BHP Billiton Limited (ADR) (NYSE: BHP) is shedding some lesser operations to become a smaller, more-focused mining company. But it has pledged to keep raising its dividend just the same. In fact, it's kept raising its dividend while competitors like Rio Tino plc (ADR) and Vale SA (ADR) have cut back their dividends to save cash during a deep commodity downturn.

How has BHP managing to buck this trend? And how can it keep doing it?

Pain at the mine
The big problem across the mining industry is broadly falling commodity prices. BHP, for example, focuses on:

  • iron ore, 32% of revenues and 53% of underlying earnings before interest and taxes in fiscal 2014
  • copper, 21% and 22%, respectively
  • coal, 14% and 0.2%, respectively
  • oil, 22% and 23%, respectively
  • smaller operations that are set to be broken off as South32 account for the remainder

All of these commodities have seen prices drop since 2011, with the biggest impact coming in the iron ore business.

Iron Ore Spot Price (Any Origin) Chart

Iron Ore Spot Price (Any Origin) data by YCharts.

It's no surprise, then, that BHP's revenue peaked in fiscal 2011 at a touch more than $71.7 billion, or that the top line has fallen each year since, hitting $67.2 billion in fiscal 2014, which ended in June of that year.

Revenues fell another 12% or so in the first six months of fiscal 2015 compared to the year-ago period. That follows along with the continuing downward trend for most commodity prices, and the sudden drop in oil prices in that span.

Earnings have declined, too. Underlying earnings were $3.94 a share in 2011, and $2.53 a share last year. Through the first six months of fiscal 2015, underlying earnings were around $1.00 a share -- a run rate of about $2.00 for the year, roughly in line with analyst estimates. (GAAP earnings were around $0.80 a share.)

Things are still going the wrong way for BHP, but there's a silver lining: BHP is turning a profit. Many competitors are not.

That's one reason why BHP has been able to increase its dividend each year when competitors have been trimming theirs to save money. But it's not the end of the story.

Follow the cash
Like its competitors, BHP has been pulling back on capital spending to conserve cash. Case in point: The cash used in investing activities fell by more than 50% between fiscal 2012 and fiscal 2014.

That's a trend that's kept going, with cash used in investing activities falling roughly 25% year over year in the first half of fiscal year 2015. Although BHP is still investing in its best ideas, it simply isn't spending as much as it was, which helps to keep cash available for dividends.

Keep a closer eye on things
Also helping was debt, which actually allowed the company to increase its cash balance during the last couple of fiscal years. However, through the first six months of fiscal 2015, the company repaid debt, reducing its cash hoard by around 30%. At the end of the day, the mixture of profitability, stricter management of investing activities, and deft cash management has allowed BHP to keep increasing its dividend while others have gone in the opposite direction.
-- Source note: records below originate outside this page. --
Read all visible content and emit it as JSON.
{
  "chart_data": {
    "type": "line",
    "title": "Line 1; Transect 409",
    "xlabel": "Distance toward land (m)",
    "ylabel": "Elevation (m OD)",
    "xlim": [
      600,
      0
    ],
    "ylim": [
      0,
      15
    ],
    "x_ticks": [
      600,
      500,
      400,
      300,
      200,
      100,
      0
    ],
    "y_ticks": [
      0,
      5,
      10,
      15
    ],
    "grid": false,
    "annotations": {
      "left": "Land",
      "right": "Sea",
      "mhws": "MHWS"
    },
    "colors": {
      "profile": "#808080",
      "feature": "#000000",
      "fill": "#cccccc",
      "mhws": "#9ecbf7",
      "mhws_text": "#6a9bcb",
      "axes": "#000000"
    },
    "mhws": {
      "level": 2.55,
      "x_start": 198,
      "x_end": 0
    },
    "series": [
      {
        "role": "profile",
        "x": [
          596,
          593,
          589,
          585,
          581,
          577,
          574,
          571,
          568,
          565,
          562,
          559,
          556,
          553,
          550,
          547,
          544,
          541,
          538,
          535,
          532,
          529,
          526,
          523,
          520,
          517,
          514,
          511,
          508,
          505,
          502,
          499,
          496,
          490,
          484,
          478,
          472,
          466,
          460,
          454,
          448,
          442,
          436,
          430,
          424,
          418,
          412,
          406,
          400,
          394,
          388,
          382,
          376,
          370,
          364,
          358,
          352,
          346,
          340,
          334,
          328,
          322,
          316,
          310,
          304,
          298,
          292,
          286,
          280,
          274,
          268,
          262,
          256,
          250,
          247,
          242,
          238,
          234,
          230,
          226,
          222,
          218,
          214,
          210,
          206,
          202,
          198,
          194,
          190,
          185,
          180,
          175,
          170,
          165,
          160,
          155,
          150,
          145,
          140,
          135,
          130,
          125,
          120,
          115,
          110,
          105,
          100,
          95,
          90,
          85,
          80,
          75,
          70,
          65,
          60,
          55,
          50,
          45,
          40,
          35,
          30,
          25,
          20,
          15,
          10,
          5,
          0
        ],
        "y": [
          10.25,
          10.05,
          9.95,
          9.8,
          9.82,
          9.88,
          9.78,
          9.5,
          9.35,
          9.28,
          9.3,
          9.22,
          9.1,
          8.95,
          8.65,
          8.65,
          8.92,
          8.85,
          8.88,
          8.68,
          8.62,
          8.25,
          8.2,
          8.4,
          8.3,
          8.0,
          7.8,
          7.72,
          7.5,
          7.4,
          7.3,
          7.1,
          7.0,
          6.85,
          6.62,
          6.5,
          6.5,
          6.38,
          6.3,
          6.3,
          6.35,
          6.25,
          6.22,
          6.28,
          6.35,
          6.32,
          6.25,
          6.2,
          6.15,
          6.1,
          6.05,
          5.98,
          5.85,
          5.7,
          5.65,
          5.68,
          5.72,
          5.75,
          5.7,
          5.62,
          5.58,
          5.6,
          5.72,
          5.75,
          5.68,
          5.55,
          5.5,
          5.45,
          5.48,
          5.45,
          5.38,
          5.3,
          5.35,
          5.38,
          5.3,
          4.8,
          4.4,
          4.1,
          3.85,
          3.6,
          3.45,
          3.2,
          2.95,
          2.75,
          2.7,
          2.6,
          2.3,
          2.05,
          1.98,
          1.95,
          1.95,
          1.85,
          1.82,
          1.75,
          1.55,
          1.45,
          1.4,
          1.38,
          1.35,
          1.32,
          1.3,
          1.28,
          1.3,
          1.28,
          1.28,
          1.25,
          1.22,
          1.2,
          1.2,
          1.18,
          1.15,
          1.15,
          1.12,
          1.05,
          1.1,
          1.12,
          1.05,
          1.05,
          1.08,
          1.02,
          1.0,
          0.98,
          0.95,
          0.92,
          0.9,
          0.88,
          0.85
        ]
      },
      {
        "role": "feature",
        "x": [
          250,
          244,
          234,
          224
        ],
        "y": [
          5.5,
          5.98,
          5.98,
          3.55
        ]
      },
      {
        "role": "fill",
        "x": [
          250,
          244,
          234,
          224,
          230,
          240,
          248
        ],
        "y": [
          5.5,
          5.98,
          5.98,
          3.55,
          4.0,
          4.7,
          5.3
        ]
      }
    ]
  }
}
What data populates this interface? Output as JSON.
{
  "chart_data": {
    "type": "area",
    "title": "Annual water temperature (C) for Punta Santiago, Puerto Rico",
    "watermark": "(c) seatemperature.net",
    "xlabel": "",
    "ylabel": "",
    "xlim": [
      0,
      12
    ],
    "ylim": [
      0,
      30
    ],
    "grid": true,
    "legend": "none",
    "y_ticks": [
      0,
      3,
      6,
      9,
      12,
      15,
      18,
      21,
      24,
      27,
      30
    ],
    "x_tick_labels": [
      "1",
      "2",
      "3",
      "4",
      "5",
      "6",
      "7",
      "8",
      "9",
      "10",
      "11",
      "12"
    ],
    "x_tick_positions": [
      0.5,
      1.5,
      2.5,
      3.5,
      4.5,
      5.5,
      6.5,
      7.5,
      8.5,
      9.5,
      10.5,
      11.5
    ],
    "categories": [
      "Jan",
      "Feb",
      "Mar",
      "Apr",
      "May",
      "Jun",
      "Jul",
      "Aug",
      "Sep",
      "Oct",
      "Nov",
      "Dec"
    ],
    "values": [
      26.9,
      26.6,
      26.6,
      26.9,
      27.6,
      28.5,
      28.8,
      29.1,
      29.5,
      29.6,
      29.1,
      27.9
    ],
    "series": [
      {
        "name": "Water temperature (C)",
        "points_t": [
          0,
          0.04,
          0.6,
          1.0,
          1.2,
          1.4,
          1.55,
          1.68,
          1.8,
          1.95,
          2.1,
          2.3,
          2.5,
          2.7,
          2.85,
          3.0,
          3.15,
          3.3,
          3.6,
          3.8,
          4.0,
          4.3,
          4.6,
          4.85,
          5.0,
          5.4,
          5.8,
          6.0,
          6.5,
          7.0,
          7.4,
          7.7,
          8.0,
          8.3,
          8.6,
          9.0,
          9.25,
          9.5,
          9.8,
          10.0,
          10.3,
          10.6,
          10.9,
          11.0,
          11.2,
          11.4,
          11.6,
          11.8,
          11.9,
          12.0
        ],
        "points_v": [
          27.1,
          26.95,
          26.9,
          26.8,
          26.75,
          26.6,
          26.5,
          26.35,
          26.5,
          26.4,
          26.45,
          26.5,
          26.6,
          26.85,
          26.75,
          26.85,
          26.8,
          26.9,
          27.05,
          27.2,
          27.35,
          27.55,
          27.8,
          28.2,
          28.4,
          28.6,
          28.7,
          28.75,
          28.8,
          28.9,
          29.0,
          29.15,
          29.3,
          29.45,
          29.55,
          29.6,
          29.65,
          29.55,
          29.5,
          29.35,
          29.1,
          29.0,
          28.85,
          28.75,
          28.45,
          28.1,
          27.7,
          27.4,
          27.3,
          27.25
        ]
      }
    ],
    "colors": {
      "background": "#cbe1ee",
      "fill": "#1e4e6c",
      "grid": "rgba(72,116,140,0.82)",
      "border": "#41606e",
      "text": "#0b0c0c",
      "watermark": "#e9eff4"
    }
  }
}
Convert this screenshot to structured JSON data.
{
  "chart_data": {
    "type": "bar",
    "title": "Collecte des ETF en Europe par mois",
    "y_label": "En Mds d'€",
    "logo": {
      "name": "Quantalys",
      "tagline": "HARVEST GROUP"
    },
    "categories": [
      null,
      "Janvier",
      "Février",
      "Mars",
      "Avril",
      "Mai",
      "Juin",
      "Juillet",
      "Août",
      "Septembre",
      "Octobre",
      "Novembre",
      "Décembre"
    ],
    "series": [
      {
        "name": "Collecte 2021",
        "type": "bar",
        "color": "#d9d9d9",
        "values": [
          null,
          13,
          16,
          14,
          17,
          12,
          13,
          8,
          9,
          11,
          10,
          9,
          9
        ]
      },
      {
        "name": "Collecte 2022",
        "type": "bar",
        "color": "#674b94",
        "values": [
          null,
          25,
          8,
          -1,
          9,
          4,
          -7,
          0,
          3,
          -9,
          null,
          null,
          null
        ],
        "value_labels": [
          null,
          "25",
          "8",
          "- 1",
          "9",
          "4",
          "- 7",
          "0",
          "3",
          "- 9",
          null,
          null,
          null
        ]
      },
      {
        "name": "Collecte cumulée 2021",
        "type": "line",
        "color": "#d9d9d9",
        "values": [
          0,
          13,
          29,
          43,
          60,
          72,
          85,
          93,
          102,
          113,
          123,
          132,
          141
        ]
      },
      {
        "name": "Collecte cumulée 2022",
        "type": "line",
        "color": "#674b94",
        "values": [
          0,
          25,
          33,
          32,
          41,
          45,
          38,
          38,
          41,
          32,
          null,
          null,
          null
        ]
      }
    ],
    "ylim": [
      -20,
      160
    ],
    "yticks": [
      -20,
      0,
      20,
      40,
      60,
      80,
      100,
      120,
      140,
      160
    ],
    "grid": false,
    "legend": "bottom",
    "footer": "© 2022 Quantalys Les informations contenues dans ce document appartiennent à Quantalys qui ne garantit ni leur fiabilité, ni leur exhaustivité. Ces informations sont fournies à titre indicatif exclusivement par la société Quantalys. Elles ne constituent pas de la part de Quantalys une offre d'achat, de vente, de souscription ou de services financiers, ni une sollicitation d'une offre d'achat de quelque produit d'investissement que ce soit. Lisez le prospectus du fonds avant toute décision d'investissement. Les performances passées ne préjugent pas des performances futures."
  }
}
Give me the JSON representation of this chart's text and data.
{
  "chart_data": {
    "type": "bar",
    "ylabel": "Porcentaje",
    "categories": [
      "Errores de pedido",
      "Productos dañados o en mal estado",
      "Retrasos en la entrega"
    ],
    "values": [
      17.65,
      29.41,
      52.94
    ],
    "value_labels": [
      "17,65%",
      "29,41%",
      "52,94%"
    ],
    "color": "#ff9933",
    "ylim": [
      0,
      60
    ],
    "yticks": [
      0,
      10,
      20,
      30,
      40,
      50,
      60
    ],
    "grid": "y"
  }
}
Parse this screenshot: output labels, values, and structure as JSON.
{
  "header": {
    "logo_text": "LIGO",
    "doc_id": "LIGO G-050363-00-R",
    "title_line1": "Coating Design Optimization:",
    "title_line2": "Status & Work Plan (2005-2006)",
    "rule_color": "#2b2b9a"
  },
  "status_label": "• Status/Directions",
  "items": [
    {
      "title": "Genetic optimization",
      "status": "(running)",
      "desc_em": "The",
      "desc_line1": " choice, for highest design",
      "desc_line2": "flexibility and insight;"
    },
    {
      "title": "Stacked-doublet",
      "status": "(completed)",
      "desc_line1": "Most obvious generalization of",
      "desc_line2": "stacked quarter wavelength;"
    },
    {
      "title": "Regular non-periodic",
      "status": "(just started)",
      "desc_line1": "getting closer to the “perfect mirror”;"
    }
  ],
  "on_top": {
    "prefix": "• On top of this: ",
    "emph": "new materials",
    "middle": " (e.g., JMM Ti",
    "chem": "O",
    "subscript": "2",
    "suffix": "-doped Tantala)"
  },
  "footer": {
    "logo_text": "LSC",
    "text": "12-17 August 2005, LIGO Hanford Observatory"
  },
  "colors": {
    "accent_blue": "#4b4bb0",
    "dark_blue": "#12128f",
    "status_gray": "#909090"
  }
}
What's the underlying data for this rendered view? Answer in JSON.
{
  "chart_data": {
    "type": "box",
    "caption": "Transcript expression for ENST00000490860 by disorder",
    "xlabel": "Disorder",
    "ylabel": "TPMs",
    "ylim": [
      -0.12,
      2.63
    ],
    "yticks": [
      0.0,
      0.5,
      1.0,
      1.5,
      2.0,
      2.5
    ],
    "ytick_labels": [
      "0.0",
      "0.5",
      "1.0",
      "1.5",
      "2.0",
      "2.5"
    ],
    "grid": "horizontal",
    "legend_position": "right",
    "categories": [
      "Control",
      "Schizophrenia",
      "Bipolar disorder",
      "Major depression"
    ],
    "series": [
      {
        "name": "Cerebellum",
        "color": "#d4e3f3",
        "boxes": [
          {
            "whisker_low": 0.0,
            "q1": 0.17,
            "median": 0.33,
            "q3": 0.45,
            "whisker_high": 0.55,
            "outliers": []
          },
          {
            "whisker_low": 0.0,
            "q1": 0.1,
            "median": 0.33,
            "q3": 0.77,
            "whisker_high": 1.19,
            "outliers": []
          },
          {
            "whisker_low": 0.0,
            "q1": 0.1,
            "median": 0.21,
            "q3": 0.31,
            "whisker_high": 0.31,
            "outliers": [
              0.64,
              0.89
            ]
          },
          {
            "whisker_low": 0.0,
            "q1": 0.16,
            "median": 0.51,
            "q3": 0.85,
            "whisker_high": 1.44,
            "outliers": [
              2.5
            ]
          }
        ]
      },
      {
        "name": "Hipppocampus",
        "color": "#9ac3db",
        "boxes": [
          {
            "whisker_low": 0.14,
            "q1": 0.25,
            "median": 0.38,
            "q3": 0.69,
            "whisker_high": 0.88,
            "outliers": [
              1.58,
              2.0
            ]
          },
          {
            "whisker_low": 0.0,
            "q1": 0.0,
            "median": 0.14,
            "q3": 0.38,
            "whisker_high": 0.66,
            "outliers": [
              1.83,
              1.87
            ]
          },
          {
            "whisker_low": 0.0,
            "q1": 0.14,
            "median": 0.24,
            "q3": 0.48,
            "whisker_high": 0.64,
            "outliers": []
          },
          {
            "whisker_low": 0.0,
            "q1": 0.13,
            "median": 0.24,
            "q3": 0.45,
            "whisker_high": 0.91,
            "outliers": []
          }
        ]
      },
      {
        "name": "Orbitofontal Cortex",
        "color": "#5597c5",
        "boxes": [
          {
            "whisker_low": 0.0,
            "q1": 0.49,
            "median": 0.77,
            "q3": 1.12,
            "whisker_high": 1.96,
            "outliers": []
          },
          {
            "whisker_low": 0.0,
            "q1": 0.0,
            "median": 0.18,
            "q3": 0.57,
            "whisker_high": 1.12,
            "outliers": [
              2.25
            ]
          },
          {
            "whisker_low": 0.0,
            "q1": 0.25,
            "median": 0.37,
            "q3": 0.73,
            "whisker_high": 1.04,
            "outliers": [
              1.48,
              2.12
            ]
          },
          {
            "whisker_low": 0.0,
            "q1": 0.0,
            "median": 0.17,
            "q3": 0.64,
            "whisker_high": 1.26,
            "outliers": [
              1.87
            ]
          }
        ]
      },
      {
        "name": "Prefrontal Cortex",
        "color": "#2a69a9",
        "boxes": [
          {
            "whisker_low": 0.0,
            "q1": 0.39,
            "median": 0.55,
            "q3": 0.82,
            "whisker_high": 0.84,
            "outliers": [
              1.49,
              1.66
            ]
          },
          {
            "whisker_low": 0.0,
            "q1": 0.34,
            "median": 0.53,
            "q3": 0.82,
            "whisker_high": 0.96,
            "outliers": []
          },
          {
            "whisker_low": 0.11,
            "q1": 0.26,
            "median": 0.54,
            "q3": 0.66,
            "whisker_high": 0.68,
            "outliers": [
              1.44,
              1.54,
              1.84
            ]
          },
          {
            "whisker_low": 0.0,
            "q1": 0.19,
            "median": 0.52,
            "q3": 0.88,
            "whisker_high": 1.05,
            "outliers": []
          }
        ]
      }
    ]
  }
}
The unfortunate thing is that BHP is likely to have a harder time raising the distribution in the future if commodity prices don't rebound. For example, it paid out nearly 80% of its GAAP earnings as dividends in the first six months of fiscal 2015. That compares to about 40% in the first half of fiscal 2014.

While the ongoing spinoff of its smaller assets will shift some things around, BHP's margin for error, and room to keep increasing the dividend, is narrowing. In order to live up to its pledge to keep increasing the dividend through the downturn, BHP may have to start making greater use of debt.

This, in and of itself, isn't a bad thing. However, it does mean you'll want to keep a close eye on leverage. If it uses too much, BHP could put itself in a bind that results in a dividend cut.

That said, at the end of December, debt made up around a quarter of the miner's capital structure, so it looks like it has plenty of breathing room for now. Just double check what the balance sheet looks like after it's completed the South32 spinoff, and keep a close eye on its cash and debt until commodity prices turn higher again.